Evolutionary innovation through transcription factor rewiring in microbes is shaped by levels of transcription factor activity, expression, and existing connectivity

Matthew Shepherd, Aidan Pierce, Tiffany Taylor

Research output: Contribution to journalArticlepeer-review

1 Citation (SciVal)

Abstract

The survival of a population during environmental shifts depends on whether the rate of phenotypic adaptation keeps up with the rate of changing conditions.
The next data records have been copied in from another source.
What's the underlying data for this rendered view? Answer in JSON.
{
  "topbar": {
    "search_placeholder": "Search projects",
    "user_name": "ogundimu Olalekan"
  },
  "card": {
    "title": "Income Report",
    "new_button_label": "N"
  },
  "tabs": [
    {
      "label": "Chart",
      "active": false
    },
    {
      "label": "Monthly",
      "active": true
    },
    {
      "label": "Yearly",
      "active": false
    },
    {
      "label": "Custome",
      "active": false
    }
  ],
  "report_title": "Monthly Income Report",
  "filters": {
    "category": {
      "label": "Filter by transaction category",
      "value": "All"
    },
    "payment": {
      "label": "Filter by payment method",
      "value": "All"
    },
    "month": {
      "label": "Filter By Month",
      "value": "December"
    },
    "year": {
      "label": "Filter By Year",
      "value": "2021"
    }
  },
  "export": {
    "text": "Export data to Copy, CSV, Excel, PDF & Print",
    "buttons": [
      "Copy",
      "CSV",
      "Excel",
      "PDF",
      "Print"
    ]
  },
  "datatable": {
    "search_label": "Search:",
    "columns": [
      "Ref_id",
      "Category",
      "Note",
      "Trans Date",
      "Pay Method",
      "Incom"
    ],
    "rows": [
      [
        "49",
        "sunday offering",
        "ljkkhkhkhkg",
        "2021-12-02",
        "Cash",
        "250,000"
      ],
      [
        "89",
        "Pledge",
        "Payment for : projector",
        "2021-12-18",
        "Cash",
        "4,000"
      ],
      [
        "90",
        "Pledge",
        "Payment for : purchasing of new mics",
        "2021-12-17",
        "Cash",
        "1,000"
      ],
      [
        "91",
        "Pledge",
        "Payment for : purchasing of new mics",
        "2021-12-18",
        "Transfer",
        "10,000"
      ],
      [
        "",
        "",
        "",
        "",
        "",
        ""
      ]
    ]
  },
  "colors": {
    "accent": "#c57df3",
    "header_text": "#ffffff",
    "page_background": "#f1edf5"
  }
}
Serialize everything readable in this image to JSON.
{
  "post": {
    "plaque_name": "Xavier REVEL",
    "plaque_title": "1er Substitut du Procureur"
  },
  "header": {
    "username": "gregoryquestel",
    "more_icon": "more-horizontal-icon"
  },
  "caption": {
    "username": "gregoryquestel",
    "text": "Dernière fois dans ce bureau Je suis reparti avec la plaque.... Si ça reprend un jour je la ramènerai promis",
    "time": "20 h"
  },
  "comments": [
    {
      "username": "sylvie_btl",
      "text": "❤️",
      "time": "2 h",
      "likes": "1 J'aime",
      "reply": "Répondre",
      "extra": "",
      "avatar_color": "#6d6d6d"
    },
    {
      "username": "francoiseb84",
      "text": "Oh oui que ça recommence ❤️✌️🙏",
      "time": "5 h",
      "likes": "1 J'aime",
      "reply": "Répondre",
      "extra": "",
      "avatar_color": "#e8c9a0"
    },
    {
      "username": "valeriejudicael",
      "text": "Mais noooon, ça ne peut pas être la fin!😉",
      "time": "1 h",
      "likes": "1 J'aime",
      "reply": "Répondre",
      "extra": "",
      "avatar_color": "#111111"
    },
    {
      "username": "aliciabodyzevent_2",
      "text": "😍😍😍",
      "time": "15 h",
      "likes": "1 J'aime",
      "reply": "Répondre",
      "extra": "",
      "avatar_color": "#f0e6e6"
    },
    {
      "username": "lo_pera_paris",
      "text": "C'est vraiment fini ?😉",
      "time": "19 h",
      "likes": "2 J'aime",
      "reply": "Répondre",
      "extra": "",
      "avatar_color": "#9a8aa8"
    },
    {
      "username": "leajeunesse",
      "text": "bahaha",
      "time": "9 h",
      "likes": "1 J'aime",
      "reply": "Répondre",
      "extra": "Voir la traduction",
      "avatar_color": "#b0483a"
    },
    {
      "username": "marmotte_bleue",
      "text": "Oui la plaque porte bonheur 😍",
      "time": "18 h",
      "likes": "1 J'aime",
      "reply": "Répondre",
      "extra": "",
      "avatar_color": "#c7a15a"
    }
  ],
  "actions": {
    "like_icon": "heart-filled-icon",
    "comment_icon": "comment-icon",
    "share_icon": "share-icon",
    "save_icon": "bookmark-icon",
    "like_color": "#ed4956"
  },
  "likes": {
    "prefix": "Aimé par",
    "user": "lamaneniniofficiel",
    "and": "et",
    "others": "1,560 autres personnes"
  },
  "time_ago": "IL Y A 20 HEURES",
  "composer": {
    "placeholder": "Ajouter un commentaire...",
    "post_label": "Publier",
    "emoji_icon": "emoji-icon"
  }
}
A common way to achieve this is via change to gene regulatory network (GRN) connections—known as rewiring—that facilitate novel interactions and innovation of transcription factors. To understand the success of rapidly adapting organisms, we therefore need to determine the rules that create and constrain opportunities for GRN rewiring. Here, using an experimental microbial model system with the soil bacterium Pseudomonas fluorescens, we reveal a hierarchy among transcription factors that are rewired to rescue lost function, with alternative rewiring pathways only unmasked after the preferred pathway is eliminated. We identify 3 key properties—high activation, high expression, and preexisting low-level affinity for novel target genes—that facilitate transcription factor innovation. Ease of acquiring these properties is constrained by preexisting GRN architecture, which was overcome in our experimental system by both targeted and global network alterations. This work reveals the key properties that determine transcription factor evolvability, and as such, the evolution of GRNs.
Original languageEnglish
Article numbere3002348
Number of pages26
JournalPLOS Biology
Volume21
Issue number10
Early online date23 Oct 2023
DOIs
Publication statusPublished - 23 Oct 2023

Bibliographical note

Funding Information:
This work was funded by a Royal Society Research Fellows Grant (RG160491; awarded to TBT) supporting MJS; Royal Society Research Fellows Enhancement Award (RGF\EA\201057; awarded to TBT) supporting APP; a Royal Society Dorothy Hodgkin Research Fellowship (DH150169; awarded to and supporting TBT). The funders had no role in study design, data collection and analysis, decision to publish, or preparation of the manuscript.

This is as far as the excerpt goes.